Coriolanus is a brutal play, with physical fights and visually violent images, such as Hiddleston being drenched in blood for a good part of the play. Rourke gives it a very militaristic and grave tone, creating conflict in different ways throughout. At first, the play is very action-focused, and, as it gets more political, it gradually shifts on power plays to sustain tension, getting at the most personal and intimate point in the end. Some moments relieve the gravity of this harrowing play, but they are not many. They mostly come from Menenius (Mark Gatiss), a father figure for Coriolanus, witty and diplomatic, who shows great emotional depth and political acumen.
This production explores extremely well how it is not his lack of empathy for the lower classes that makes Coriolanus such a bad politician, but his inability to hide it. Pretence is unnatural to him, and he alienates common people by stating what he thinks: he despises them. Far from being a comically bad villain, he is not alone in his contempt for the lower classes: in reality, nobody cares. These aristocrats – even the tribunes, elected to represent the plebs – mock and disrespect the plebeians, and then manipulate them to obtain power. And on their part, the people follow through with the manipulation of the moment almost unquestioningly. Thus, Coriolanus offers an incredibly bleak portrayal of democracy, politics, and power, and it is not difficult to relate it to our contemporary world.
But the human element is always present in this grandiose tragedy about power and the corruption that derives from it. Hiddleston shows us a Coriolanus that is full of contradictions, but also has some genuinely good personal qualities. Coriolanus does not get to deliver as many monologues or soliloquies as other Shakespearean characters, so we can only guess and project our own convictions, but it would be too easy to cast him off as a villain. His intimate, delicate familial connections are constantly shown and explored. In the end, Coriolanus is confronted with a Roman matron (Jacqueline Boatswain), his wife (Birgitte Hjort Sørensen), his mother (Deborah Findlay), and his son (Joe Willis), begging him to stop the Volsces’ army. They are deeply emotional scenes, that do not suffer from a drastic tonal change – affection and love between these characters had been shown many times before. A wonderful Findlay, who is a joy to watch in every scene she is in, is every bit as prideful and determined as her fictional son.
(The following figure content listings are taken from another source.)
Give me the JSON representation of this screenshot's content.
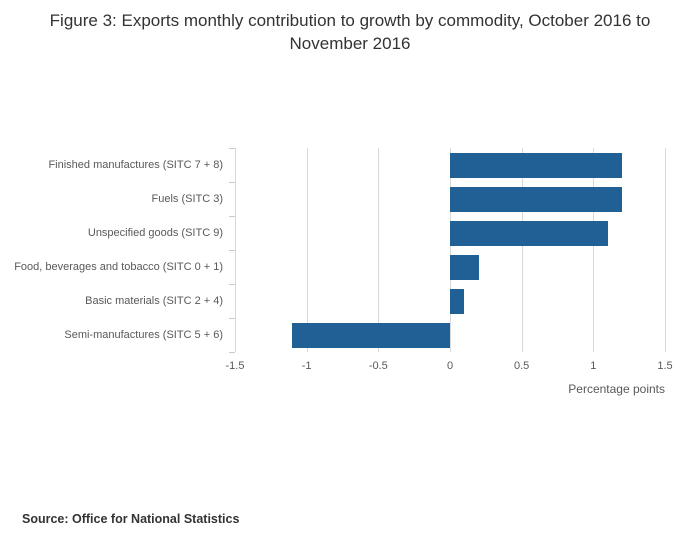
{
  "chart_data": {
    "type": "bar",
    "orientation": "horizontal",
    "title": "Figure 3: Exports monthly contribution to growth by commodity, October 2016 to November 2016",
    "categories": [
      "Finished manufactures (SITC 7 + 8)",
      "Fuels (SITC 3)",
      "Unspecified goods (SITC 9)",
      "Food, beverages and tobacco (SITC 0 + 1)",
      "Basic materials (SITC 2 + 4)",
      "Semi-manufactures (SITC 5 + 6)"
    ],
    "values": [
      1.2,
      1.2,
      1.1,
      0.2,
      0.1,
      -1.1
    ],
    "xlabel": "Percentage points",
    "xlim": [
      -1.5,
      1.5
    ],
    "xticks": [
      -1.5,
      -1,
      -0.5,
      0,
      0.5,
      1,
      1.5
    ],
    "grid": true,
    "legend": "none",
    "bar_color": "#206095"
  },
  "footer": {
    "source": "Source: Office for National Statistics"
  }
}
And Hiddleston’s interactions with his on-scene son and wife are a sweet, quiet performance of love and conflicted emotions.
Osborne’s scenography is simple, with a wall in the background, covered in graffiti that represent the people’s thoughts and needs of the time. The stage is very rarely empty, starting out with a painted red square in the middle of it and some chairs. Such a bare set gives the play a gritty, almost urban feeling. This, with the use of strong whites, blacks, and reds, accompanied the brutal tones of the play quite effectively. More puzzling were the costume choices, with a weird blend between modern and ancient. If it tried to make the connection between our world and theirs more obvious, it was very unsubtle; if not, it is difficult to find another purpose for such choice, other than a bizarre fashion statement.
Coriolanus is a great play, intense and direct in its critique at those in power, but also subtly touching with its portrayal of family and personal relationships.